Shares in the company – owned by Tel Aviv-listed Delek Group (DLEKG.TA) – are offered at 250 to 310 pence per share, implying a market value of 2.5 billion to 3.1 billion pounds ( $2.87 billion to $3.56 billion), bookrunners on the deal announced Wednesday.

Ithaca, which produced around 66,700 barrels of oil equivalent per day (boed) in the first half of the year, is set to make its market debut on November 9 in a rare sign of life in the European IPO market. , where activity has fallen since the outbreak of the war between Russia and Ukraine.

Proceeds from European equity sales and other equity capital markets transactions in the region fell 82% to $8 billion in the third quarter of the year amid a global economic slowdown and feverish markets .

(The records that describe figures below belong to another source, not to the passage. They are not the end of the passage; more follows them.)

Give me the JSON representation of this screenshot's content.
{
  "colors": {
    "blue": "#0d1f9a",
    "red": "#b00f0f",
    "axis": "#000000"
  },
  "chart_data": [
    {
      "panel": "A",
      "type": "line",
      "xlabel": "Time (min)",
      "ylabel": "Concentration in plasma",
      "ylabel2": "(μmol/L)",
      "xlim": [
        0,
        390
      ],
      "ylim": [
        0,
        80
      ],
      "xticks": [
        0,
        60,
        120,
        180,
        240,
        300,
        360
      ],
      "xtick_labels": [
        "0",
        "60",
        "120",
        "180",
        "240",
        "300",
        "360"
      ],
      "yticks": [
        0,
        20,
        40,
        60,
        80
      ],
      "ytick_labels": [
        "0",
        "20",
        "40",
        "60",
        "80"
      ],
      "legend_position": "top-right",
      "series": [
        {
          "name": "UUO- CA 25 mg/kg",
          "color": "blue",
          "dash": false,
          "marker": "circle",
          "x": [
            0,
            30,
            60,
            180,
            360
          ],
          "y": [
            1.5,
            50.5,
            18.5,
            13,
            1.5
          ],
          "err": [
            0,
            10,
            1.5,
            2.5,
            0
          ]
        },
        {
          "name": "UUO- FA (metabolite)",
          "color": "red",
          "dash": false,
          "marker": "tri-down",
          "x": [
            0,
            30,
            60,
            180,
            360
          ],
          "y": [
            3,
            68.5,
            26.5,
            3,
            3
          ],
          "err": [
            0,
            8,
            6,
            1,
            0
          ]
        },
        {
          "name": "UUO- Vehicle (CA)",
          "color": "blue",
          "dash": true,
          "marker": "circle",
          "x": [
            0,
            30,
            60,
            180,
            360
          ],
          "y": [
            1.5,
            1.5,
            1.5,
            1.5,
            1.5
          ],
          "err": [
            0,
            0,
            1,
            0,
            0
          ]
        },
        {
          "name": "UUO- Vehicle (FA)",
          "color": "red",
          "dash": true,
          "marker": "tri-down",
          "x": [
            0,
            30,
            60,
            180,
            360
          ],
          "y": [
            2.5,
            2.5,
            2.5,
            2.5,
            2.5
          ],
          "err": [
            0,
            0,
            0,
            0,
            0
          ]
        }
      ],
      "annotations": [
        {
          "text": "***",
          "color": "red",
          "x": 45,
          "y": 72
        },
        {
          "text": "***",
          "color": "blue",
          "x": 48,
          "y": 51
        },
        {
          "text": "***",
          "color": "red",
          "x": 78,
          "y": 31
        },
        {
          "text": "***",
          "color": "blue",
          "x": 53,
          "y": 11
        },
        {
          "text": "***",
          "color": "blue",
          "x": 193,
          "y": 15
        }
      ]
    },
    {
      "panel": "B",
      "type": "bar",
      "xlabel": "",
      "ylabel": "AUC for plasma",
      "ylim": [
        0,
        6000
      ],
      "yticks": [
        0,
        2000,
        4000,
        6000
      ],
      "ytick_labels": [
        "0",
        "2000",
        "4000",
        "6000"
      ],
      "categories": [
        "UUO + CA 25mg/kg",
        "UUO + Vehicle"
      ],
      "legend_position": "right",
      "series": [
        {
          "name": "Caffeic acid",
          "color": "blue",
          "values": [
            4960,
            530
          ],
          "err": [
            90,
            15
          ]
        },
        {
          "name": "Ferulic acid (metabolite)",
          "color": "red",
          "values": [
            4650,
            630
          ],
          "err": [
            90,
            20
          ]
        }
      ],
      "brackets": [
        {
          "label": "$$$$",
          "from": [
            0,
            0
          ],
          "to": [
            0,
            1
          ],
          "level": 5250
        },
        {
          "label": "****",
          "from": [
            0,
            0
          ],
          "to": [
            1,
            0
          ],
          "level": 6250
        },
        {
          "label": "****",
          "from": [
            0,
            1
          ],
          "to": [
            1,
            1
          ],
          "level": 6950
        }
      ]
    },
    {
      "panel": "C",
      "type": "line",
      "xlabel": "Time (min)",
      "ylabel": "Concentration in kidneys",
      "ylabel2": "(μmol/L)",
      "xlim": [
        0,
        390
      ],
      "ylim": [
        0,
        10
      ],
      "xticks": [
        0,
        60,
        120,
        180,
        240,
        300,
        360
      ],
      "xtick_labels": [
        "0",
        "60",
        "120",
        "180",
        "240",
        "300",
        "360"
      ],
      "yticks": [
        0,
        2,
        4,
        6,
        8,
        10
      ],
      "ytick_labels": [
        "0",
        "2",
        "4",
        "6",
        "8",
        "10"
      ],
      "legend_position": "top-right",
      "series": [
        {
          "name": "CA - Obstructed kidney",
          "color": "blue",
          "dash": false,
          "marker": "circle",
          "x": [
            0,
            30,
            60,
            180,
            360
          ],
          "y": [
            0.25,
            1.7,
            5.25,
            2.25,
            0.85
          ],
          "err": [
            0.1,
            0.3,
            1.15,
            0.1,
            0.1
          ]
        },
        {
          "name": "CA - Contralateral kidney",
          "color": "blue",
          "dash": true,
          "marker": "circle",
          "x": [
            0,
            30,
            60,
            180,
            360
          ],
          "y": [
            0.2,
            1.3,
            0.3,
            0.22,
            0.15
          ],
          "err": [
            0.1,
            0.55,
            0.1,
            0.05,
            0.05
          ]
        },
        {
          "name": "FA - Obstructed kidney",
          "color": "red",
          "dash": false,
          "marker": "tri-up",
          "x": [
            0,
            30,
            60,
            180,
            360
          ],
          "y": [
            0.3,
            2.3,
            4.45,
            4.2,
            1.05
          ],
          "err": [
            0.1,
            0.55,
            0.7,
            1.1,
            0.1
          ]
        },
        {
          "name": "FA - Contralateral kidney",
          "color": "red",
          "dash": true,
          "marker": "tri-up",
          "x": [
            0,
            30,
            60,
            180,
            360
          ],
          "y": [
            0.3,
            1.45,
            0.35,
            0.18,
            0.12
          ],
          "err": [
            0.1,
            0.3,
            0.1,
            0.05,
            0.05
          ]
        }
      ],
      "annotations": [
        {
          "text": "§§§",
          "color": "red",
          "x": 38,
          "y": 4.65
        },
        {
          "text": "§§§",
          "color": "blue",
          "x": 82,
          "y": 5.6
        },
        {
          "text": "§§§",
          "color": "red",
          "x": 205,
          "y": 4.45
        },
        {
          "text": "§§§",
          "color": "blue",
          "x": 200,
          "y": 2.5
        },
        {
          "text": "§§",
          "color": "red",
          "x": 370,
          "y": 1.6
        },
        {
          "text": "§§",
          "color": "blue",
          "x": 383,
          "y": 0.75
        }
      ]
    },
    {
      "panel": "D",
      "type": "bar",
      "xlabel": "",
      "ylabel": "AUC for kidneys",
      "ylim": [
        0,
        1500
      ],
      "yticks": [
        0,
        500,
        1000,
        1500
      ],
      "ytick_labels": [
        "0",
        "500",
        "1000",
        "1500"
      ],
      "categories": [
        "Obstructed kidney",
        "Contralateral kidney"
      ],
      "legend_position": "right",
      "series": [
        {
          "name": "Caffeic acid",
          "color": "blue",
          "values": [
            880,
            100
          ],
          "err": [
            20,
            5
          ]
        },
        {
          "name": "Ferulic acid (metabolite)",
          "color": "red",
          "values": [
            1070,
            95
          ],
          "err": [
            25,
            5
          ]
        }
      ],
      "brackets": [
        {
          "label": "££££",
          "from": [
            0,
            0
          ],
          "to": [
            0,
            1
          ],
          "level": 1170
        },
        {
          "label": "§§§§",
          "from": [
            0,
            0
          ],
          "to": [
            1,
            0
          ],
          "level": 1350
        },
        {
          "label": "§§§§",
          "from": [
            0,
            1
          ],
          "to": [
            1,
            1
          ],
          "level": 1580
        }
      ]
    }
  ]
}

In September, Porsche’s (P911_p.DE) debut on the €75 billion Frankfurt market became Europe’s biggest IPO this year, while the London Stock Exchange saw only one handful of minor deals, including the IPO of New Energy One Acquisition Corp in March, a white-check company backed by Eni (ENI.MI) and Livestream LLC.

As Europe grapples with the energy crisis, the North Sea region is attracting renewed interest, with Britain recently launching its first round of oil and gas exploration licenses since 2019 with the aim to stimulate domestic production.

Investors are focused on Ithaca’s dividend yield, with the price range corresponding to an 11.3% to 14% dividend yield for 2023, an involved bookrunner said.

Ithaca, which competes with Var Energi (VAR.OL), Aker BP (AKRBP.OL), Harbor Energy (HBR.L) and Energean (ENOG.L), expects to be eligible for inclusion in the FTSE UK indices .

The company is aiming for a thin 12% free float, using a change to listing requirements implemented last year by the London Stock Exchange that reduced the number of shares an issuer is required to hold. public from 25% to 10%. %.

Goldman Sachs (GS.N) and Morgan Stanley are the global co-coordinators of the transaction while HSBC (HSBA.L), Jefferies (JEF.N) and Bank of America (BAC.N) are joint bookrunners , with ING (INGA .AS) acting as co-manager.